Al grido di “Più nutella per tutti e meno socialisti francesi (e anche italiani)!”, parte da Albenga la battaglia in difesa della crema spalmabile più famosa del mondo. Ieri il ministro Segolene Royal ha invitato i telespettatori tv di Grand Journal di Canal +, suscitando molto clamore in Italia, a "Non mangiare più la Nutella per salvare il pianeta". La motivazione di tale dichiarazione? "La deforestazione (causata dall’uso dell’olio di palma contenuto nel prodotto ndr) massiccia che come conseguenza ha anche il riscaldamento climatico".
Ad alzare pane e grissino in difesa dell’ossessione di Nanni Moretti in “Bianca” è l'assessore ingauno Eraldo Ciangherotti:”Giù le mani dalla Nutella! Se la Francia, ieri, per voce del Ministro Segolene Royal, ha deciso di chiudere le frontiere anche ad un prodotto dolciario italiano di alta qualità, esportato in tutto il mondo per la sua bontà, vero orgoglio del nostro Nord che produce, amato da grandi e piccini di generazione in generazione, fonte di tanti posti di lavoro, il top dei prodotti per l'affollamento delle sale d'attesa dei dentisti, allora, questa mattina, allons enfants, a colazione focaccia farcita di nutella e, allo spuntino di mezza mattina, B-ready cialda di pane e nutella”.
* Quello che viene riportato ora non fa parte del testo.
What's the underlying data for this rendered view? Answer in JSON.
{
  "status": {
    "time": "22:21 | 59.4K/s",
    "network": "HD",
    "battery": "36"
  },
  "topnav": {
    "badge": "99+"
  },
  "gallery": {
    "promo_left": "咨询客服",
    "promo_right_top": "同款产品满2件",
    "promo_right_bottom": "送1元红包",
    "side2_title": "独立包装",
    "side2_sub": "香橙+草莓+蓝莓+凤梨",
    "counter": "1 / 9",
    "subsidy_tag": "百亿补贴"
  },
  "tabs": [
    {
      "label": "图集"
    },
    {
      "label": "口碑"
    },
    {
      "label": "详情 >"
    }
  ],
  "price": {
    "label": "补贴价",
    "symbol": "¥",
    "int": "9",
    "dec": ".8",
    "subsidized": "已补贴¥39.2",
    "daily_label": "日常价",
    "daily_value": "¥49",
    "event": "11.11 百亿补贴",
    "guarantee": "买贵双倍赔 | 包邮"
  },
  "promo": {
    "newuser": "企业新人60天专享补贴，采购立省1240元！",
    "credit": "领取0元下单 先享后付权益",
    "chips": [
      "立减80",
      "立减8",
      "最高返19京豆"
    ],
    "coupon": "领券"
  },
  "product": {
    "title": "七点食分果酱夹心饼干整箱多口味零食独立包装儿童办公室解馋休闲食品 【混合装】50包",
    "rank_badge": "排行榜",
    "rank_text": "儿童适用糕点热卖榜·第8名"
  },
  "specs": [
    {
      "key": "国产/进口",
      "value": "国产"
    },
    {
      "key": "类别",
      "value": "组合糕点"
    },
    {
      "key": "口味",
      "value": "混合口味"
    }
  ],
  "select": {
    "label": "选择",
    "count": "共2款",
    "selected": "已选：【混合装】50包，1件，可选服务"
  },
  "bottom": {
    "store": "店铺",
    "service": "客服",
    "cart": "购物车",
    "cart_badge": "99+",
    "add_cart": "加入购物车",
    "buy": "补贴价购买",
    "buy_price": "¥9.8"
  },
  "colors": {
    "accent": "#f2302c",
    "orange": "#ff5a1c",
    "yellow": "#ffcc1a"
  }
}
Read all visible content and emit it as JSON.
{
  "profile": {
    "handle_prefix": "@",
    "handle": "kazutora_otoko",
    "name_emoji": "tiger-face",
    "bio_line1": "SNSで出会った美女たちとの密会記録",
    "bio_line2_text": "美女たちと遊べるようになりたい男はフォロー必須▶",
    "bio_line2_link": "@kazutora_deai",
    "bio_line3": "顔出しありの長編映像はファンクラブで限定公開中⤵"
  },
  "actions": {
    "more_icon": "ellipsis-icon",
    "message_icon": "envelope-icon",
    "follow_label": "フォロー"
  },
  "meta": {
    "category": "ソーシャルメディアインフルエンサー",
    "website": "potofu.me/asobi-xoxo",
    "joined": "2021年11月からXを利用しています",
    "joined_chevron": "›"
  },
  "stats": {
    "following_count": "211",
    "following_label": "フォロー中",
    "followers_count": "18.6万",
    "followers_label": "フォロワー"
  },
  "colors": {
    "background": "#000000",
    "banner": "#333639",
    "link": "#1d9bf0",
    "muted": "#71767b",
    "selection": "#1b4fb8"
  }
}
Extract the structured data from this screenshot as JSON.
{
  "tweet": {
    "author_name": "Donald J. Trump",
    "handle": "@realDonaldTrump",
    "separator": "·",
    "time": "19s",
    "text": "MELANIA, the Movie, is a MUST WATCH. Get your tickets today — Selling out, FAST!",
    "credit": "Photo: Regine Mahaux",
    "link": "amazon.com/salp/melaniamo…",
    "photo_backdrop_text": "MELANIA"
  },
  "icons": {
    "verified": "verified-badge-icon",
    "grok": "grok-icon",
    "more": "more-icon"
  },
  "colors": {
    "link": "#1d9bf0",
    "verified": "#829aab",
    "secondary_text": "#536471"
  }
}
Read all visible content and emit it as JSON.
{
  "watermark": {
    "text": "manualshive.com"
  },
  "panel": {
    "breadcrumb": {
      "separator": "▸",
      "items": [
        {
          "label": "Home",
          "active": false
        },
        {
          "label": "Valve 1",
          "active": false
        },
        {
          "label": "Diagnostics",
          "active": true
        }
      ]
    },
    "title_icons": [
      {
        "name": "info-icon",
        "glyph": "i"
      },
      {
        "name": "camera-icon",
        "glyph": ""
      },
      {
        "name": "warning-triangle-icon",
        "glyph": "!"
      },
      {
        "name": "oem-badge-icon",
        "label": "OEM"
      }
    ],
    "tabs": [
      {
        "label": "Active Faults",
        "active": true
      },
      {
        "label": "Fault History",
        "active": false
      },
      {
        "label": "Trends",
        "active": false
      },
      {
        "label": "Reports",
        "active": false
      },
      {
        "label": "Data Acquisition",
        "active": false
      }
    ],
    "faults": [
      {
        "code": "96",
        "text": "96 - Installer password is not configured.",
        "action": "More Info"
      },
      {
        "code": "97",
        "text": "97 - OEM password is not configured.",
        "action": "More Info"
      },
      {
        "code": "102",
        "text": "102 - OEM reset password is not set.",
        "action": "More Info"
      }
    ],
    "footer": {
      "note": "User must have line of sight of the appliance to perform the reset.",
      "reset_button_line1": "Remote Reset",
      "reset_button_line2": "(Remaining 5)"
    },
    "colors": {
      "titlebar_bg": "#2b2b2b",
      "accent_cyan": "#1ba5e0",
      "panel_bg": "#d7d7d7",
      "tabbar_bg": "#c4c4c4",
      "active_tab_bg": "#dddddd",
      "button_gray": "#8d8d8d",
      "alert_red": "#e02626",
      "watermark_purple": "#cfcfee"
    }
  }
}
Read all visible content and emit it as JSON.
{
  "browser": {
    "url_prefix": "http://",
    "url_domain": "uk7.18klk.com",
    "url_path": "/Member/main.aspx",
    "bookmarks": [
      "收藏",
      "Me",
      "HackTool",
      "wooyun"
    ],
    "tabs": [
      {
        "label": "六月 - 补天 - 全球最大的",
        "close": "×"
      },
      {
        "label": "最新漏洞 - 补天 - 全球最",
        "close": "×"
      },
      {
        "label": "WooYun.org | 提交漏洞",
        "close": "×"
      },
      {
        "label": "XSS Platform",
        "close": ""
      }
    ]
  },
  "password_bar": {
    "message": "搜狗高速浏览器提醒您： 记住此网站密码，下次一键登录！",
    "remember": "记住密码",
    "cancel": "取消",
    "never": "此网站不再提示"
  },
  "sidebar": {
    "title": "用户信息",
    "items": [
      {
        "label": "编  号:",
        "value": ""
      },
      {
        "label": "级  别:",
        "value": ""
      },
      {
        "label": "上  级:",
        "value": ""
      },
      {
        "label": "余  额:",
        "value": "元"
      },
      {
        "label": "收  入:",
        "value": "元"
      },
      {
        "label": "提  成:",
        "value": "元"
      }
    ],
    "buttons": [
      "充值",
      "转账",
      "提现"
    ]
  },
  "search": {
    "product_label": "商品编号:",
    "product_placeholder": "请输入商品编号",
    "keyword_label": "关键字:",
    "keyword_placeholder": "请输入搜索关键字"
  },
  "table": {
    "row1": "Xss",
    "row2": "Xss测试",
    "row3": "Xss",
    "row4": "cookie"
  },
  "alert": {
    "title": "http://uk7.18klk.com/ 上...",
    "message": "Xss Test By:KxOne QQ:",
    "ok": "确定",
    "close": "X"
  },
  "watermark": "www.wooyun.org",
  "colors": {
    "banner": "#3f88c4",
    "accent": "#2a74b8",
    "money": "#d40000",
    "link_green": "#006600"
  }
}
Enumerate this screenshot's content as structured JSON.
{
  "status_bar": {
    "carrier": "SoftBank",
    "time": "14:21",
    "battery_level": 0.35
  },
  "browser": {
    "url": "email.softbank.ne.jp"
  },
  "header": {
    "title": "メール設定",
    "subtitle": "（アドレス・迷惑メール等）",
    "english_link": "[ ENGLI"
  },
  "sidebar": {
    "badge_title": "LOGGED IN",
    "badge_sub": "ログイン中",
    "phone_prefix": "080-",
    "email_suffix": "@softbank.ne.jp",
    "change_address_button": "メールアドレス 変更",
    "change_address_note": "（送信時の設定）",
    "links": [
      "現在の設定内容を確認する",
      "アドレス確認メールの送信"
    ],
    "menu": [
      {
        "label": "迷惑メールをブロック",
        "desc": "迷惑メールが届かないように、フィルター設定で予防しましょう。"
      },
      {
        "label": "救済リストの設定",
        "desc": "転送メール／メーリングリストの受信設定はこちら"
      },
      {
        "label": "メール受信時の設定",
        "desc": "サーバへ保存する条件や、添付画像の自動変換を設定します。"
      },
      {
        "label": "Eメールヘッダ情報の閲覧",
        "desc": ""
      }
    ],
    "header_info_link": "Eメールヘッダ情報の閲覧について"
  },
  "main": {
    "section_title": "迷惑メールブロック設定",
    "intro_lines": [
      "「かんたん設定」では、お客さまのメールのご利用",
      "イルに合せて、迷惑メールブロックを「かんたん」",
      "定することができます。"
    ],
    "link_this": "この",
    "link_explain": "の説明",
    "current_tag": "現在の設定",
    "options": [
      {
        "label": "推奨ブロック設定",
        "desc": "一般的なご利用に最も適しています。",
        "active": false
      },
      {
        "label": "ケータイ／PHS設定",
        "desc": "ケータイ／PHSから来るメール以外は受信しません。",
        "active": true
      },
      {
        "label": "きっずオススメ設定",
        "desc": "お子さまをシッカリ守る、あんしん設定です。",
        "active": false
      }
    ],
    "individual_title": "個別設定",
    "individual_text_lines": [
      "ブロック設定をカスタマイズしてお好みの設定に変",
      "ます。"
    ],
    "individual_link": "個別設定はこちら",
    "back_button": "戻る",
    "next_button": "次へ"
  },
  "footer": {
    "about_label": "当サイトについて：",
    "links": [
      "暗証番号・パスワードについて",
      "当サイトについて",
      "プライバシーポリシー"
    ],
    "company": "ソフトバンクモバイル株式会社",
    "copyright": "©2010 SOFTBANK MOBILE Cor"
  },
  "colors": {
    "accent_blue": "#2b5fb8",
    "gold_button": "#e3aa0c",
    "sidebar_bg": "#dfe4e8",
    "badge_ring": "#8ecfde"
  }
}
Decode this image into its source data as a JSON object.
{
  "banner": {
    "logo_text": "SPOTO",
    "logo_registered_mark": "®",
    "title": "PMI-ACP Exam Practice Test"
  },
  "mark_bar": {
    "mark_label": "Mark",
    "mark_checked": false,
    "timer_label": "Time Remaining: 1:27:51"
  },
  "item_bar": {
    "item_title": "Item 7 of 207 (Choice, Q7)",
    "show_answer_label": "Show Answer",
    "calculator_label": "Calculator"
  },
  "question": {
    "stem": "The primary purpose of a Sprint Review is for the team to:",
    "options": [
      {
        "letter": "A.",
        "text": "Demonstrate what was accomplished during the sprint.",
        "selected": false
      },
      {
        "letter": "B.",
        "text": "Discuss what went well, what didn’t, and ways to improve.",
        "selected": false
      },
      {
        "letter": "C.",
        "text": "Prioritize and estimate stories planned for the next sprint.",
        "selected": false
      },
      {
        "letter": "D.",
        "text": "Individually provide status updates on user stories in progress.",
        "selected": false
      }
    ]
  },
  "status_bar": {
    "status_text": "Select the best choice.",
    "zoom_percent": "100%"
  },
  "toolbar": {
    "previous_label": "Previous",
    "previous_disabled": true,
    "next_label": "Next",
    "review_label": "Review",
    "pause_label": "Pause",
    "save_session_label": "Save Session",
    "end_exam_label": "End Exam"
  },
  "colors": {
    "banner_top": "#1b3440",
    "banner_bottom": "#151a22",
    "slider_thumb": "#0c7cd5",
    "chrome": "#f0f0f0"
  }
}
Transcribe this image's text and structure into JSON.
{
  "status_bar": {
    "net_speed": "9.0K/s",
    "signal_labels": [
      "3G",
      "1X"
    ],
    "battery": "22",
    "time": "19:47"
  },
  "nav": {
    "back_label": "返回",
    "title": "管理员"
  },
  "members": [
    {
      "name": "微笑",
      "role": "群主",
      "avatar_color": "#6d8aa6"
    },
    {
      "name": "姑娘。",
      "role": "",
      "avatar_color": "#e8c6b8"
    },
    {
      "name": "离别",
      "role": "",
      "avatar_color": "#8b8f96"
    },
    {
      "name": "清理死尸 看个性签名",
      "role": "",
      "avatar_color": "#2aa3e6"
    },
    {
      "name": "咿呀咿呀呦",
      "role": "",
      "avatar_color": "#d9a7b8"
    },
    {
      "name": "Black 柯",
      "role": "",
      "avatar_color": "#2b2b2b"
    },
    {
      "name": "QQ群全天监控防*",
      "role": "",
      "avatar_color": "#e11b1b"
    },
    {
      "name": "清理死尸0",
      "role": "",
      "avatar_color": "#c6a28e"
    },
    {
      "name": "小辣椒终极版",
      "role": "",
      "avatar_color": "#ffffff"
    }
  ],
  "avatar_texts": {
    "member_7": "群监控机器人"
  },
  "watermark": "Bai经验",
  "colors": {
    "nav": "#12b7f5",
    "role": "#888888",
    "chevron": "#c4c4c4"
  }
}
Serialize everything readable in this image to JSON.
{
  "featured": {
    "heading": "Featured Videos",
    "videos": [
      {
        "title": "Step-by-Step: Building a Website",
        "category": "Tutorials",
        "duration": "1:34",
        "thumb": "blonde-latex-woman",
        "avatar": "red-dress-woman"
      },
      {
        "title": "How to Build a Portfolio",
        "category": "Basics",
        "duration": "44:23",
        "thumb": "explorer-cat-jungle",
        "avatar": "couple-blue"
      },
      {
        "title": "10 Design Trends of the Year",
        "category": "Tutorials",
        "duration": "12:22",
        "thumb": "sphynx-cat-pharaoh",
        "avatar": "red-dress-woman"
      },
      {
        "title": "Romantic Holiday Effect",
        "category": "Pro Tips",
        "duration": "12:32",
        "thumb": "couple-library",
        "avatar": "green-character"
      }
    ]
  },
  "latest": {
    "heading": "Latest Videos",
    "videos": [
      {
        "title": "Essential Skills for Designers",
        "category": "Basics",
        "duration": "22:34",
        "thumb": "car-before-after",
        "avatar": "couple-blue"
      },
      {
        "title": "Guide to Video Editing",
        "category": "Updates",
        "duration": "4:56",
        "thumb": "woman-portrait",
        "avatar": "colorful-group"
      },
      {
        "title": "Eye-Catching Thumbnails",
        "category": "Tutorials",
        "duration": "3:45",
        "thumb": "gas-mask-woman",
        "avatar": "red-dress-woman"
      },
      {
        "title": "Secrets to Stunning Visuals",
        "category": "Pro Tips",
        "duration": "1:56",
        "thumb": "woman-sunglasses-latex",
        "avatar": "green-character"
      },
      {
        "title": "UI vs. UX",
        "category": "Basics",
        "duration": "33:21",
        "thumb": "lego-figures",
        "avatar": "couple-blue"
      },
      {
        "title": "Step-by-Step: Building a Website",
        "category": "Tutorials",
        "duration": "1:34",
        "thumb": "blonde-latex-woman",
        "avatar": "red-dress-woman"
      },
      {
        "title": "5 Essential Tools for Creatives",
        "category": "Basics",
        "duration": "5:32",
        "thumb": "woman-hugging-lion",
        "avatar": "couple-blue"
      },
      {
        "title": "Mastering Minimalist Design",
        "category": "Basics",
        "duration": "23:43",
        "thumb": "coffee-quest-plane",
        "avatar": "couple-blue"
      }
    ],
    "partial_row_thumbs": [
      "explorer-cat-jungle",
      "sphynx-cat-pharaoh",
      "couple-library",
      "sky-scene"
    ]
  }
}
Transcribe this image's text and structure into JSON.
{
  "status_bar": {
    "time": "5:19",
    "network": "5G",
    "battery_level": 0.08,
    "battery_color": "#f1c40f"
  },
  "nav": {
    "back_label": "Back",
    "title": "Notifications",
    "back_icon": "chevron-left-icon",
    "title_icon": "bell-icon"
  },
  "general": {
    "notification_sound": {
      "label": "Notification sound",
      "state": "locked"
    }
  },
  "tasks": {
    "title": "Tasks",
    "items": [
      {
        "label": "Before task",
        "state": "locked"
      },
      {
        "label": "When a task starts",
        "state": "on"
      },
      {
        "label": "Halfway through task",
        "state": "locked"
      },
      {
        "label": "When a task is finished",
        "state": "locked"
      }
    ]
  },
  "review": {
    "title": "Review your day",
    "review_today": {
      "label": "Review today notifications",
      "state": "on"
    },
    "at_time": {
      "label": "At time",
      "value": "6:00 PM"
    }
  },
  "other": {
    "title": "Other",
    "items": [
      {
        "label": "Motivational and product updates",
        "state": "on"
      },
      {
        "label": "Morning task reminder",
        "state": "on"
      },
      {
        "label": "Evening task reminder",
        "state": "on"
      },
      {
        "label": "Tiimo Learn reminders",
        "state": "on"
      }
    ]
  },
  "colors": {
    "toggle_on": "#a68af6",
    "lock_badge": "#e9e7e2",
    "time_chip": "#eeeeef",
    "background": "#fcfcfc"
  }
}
Una vera e propria dichiarazione d'amore, tra l'altro di un dentista oltre che politico, nei confronti del prodotto dolciario nato ad Alba.
“ Forza, raga... più nutella per tutti e meno socialisti francesi (e anche italiani)! Vive la nutella!”, ha concluso in maniera ironica Ciangherotti facendo un po’ il verso ai cugini francesi.